Lee Seung-Yong, a Good Friends activist, refused to say how the group obtained information on North Korea's rain damage. "We are collecting data from various sources," he said.

North Korea was lashed by a typhoon on July 10, followed by three days of heavy monsoon rains.

The North's official Korean Central News Agency said last week the rains had left hundreds of people dead or missing, with agricultural and other sectors of the country's economy badly damaged.

The International Federation of Red Cross and Red Crescent Societies said Tuesday that nearly 250 people were dead or missing in the disaster.

That figure was based on government statistics provided to the International Red Cross, said Hope Weiner, an official with the federation's East Asia regional office in Beijing.

The federation said the worst natural disaster to hit the impoverished country in four years swept away a vast area of arable land, left nearly 17,000 families and totally or partially destroyed 23,400 houses.

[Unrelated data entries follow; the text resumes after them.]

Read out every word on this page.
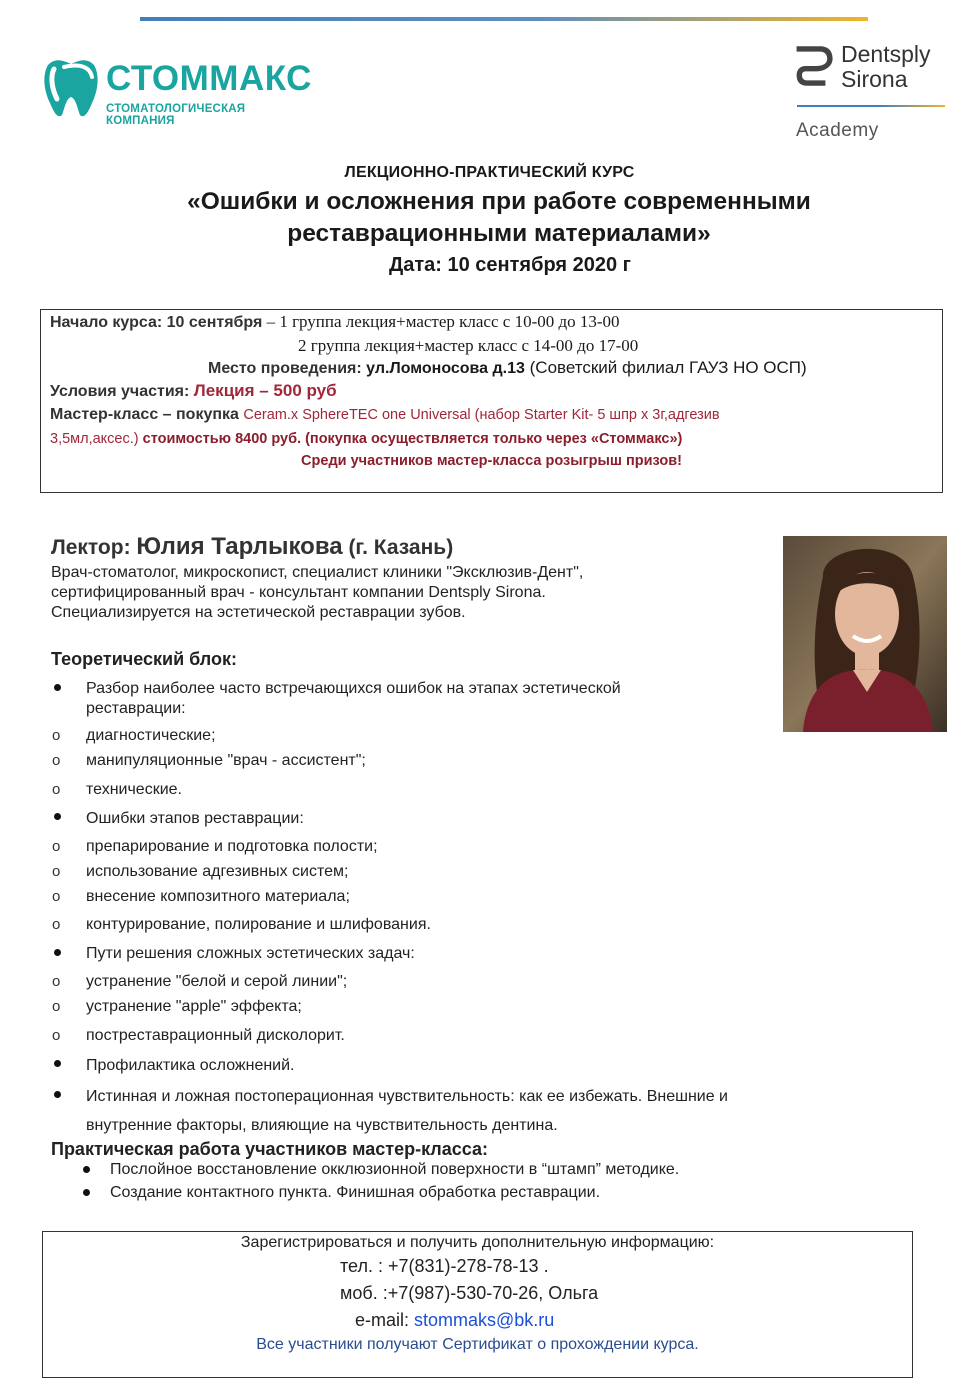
СТОММАКС
СТОМАТОЛОГИЧЕСКАЯ КОМПАНИЯ
Dentsply
Sirona
Academy
ЛЕКЦИОННО-ПРАКТИЧЕСКИЙ КУРС
«Ошибки и осложнения при работе современными
реставрационными материалами»
Дата: 10 сентября 2020 г
Начало курса: 10 сентября – 1 группа лекция+мастер класс с 10-00 до 13-00
2 группа лекция+мастер класс с 14-00 до 17-00
Место проведения: ул.Ломоносова д.13 (Советский филиал ГАУЗ НО ОСП)
Условия участия: Лекция – 500 руб
Мастер-класс – покупка Ceram.x SphereTEC one Universal (набор Starter Kit- 5 шпр х 3г,адгезив
3,5мл,аксес.) стоимостью 8400 руб. (покупка осуществляется только через «Стоммакс»)
Среди участников мастер-класса розыгрыш призов!
Лектор: Юлия Тарлыкова (г. Казань)
Врач-стоматолог, микроскопист, специалист клиники "Эксклюзив-Дент",
сертифицированный врач - консультант компании Dentsply Sirona.
Специализируется на эстетической реставрации зубов.
Теоретический блок:
Разбор наиболее часто встречающихся ошибок на этапах эстетической
реставрации:
o диагностические;
o манипуляционные "врач - ассистент";
o технические.
Ошибки этапов реставрации:
o препарирование и подготовка полости;
o использование адгезивных систем;
o внесение композитного материала;
o контурирование, полирование и шлифования.
Пути решения сложных эстетических задач:
o устранение "белой и серой линии";
o устранение "apple" эффекта;
o постреставрационный дисколорит.
Профилактика осложнений.
Истинная и ложная постоперационная чувствительность: как ее избежать. Внешние и
внутренние факторы, влияющие на чувствительность дентина.
Практическая работа участников мастер-класса:
Послойное восстановление окклюзионной поверхности в “штамп” методике.
Создание контактного пункта. Финишная обработка реставрации.
Зарегистрироваться и получить дополнительную информацию:
тел. : +7(831)-278-78-13 .
моб. :+7(987)-530-70-26, Ольга
e-mail: stommaks@bk.ru
Все участники получают Сертификат о прохождении курса.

Good Friends said North Korea had imposed a temporary ban on unnecessary domestic trips, with roads and railways cut off in many areas.

The center of Pyongyang was also partly flooded for the first time in 16 years, it said. "The rain caused the Taedong river to flood for the first time in 16 years," it said. The river runs along the central section of Pyongyang.

Meanwhile, North Korea's two northeastern provinces were hit by a prolonged drought this year, it said. Damage to the harvest across North Korea sparked concerns that its chronic food shortages may worsen again this year, the group said.

North Korea has relied on emergency shipments from the the UN's World Food Program (WFP) to feed one-third of its population since being hit by a series of natural diasters in the mid-1990s.

But it stopped accepting UN food aid late last year and asked for development assistance instead, citing better harvests and aid from China and South Korea.

However, South Korea earlier this month angrily rejected a North Korean request for rice aid after Pyongang launched a series of missile tests that earned it international condemnation.

"North Korea's food shortages are getting worse due to the suspension of humanitarian aid from South Korea and tensions" over its missile tests, Good Friends said.

Famine may hit the country again this year, it said.